Dans le hall du club, la présence de l’enfant prodige est à l’image du plus doué des 1 700 adhérents (pas le plus célèbre : le champion du monde 1998, Fabien Barthez, vient nager presque tous les jours) : discrète. Il y a bien ces deux « unes » de L’équipe au fond d’une modeste vitrine, où trônent casquettes et quelques produits dérivés. Sur le mur au-dessus de la machine à café, son portrait encadré n’impressionne guère plus que ceux des autres nageurs du groupe d’élite, ou que ceux en noir et blanc de leurs lointains prédécesseurs.

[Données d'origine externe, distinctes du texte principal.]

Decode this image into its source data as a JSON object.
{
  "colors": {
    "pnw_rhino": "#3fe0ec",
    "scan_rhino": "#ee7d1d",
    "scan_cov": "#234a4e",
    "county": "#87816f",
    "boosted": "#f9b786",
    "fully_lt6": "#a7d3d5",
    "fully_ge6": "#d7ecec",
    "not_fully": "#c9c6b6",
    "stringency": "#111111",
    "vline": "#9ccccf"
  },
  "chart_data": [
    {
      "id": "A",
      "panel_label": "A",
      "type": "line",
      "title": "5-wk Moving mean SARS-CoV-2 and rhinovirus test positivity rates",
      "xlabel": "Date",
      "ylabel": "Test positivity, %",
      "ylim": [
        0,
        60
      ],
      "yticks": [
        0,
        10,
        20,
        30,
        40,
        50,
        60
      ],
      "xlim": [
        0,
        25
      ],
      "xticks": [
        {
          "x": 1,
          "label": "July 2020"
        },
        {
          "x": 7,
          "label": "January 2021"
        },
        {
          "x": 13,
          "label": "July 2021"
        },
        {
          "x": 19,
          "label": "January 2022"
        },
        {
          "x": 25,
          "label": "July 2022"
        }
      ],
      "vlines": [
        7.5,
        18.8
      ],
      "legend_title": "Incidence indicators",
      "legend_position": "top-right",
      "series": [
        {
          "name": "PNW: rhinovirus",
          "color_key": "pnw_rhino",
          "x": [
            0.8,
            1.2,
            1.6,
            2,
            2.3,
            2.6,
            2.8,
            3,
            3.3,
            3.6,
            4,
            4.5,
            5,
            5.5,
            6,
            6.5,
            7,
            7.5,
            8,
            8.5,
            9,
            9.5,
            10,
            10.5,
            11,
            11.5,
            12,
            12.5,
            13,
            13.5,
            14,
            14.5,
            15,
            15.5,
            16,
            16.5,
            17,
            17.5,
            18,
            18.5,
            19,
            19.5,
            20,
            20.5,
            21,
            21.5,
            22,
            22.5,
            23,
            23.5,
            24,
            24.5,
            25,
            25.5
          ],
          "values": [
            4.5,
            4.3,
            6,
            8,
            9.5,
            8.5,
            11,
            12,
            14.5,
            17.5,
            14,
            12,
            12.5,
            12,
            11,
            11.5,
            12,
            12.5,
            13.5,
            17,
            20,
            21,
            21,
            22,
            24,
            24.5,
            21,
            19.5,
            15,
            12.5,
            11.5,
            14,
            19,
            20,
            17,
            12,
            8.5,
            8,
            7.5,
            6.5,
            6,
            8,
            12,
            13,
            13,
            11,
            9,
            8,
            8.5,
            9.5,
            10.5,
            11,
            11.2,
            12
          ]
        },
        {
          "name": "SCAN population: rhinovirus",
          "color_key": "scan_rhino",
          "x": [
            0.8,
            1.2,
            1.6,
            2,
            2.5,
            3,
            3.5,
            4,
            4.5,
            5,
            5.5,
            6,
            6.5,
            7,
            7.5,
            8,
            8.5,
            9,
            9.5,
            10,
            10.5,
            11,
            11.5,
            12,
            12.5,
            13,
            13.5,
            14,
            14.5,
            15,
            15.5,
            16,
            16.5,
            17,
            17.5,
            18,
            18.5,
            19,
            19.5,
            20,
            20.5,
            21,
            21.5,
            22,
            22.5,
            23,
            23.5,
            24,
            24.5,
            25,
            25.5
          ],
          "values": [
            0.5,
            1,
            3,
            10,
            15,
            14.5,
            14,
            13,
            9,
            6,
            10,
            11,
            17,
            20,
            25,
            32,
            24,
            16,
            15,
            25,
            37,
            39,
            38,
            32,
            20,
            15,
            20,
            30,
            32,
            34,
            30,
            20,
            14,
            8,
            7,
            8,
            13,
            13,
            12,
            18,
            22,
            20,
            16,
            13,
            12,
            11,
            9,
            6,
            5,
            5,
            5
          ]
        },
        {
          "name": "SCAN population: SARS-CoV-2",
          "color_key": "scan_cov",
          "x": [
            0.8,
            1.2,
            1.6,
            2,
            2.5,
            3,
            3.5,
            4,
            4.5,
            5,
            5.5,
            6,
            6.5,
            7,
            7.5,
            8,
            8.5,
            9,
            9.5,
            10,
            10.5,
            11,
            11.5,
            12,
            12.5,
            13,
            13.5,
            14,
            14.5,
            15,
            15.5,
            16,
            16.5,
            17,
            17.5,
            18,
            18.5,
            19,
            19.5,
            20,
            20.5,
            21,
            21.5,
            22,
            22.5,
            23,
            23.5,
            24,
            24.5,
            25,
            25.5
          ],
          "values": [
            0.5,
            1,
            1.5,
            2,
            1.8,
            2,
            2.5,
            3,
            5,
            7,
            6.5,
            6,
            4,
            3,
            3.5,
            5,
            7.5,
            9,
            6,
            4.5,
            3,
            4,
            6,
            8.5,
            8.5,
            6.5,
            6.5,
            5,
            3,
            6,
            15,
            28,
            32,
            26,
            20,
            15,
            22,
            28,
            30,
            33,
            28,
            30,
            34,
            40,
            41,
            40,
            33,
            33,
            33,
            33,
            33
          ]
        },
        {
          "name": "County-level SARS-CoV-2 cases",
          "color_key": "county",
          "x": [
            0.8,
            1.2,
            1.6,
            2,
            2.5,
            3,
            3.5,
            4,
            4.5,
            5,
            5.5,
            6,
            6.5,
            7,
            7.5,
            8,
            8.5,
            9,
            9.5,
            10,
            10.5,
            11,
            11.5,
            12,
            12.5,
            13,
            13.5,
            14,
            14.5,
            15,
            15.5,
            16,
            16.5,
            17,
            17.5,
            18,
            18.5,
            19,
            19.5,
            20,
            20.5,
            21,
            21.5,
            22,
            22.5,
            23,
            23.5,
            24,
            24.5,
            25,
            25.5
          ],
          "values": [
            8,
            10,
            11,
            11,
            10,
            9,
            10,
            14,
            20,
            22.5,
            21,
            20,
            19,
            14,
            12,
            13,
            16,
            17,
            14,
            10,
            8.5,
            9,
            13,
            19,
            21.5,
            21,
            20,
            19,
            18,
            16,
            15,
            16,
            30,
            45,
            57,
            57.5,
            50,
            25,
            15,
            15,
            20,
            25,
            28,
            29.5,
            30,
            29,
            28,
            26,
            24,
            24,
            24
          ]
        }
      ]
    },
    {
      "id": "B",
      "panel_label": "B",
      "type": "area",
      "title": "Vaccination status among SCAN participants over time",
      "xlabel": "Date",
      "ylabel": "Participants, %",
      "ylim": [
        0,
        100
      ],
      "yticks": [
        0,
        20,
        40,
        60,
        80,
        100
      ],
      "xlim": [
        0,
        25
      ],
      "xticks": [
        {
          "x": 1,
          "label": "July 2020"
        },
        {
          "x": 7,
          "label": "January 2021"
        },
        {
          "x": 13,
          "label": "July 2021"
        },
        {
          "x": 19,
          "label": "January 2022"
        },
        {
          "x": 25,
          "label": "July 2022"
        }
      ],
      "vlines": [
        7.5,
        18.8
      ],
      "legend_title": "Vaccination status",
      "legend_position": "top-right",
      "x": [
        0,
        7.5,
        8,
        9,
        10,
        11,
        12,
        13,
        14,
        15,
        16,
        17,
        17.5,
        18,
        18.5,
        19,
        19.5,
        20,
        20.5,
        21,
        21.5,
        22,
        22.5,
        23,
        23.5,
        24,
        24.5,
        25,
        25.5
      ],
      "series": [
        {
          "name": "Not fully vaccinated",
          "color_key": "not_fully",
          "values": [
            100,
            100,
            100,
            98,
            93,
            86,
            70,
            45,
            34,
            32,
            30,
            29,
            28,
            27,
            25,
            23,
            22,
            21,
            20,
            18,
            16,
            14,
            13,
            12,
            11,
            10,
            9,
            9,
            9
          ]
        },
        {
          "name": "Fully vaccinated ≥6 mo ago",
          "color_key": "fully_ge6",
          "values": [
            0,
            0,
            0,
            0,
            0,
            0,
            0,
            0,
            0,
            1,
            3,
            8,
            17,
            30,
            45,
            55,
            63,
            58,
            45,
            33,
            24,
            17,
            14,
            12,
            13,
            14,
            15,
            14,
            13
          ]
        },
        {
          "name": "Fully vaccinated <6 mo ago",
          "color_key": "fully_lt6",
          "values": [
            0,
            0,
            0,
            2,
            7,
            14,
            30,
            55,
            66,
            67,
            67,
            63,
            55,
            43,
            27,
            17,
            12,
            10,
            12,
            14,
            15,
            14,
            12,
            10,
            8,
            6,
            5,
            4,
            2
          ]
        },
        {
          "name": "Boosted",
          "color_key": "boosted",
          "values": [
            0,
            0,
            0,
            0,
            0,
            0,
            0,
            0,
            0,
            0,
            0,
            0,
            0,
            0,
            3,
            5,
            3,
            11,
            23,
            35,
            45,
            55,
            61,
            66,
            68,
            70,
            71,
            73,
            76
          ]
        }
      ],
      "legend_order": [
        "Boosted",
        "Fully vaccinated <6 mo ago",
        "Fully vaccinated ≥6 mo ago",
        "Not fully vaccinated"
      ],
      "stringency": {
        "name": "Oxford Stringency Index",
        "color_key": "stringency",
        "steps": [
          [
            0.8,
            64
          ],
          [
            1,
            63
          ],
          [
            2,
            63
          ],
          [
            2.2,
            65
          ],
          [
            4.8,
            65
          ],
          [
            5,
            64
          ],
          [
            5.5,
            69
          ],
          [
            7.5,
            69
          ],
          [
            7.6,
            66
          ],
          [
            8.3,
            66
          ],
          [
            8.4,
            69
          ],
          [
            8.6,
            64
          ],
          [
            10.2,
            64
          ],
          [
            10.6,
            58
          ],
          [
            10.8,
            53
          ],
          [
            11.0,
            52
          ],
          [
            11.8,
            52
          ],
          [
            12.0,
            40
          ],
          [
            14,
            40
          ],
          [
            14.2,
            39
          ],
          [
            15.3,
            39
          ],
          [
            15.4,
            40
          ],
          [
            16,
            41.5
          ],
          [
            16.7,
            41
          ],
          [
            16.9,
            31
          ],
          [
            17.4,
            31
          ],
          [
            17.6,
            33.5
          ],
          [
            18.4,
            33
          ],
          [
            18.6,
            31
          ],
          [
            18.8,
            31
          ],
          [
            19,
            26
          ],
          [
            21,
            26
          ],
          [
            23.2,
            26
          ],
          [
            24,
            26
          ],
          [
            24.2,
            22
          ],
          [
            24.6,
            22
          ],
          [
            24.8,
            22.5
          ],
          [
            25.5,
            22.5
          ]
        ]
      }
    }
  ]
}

Sans doute plus pour très longtemps…
« La colère de son père et de son oncle »
Le dimanche 28 juillet, en remportant la médaille d’or dans sa course favorite, le 400 m quatre nages (4 min 02.95), et en battant le record olympique de la légende Michael Phelps (4 min 03.84), le nageur de 22 ans a écrit : un nouveau chapitre à l’encre dorée, dans le sillage de ses glorieux aînés toulousains Alex Jany, Alfred Nakache et Jean Boiteux, premier champion olympique de l’histoire de la natation française (en 1952, à Helsinki). « Il pourrait bien répéter l’histoire de Jean Boiteux, c’est fou. Personne n’aurait pu imaginer un tel destin. »dit au printemps Michel Coloma, qui l’a connu depuis son berceau.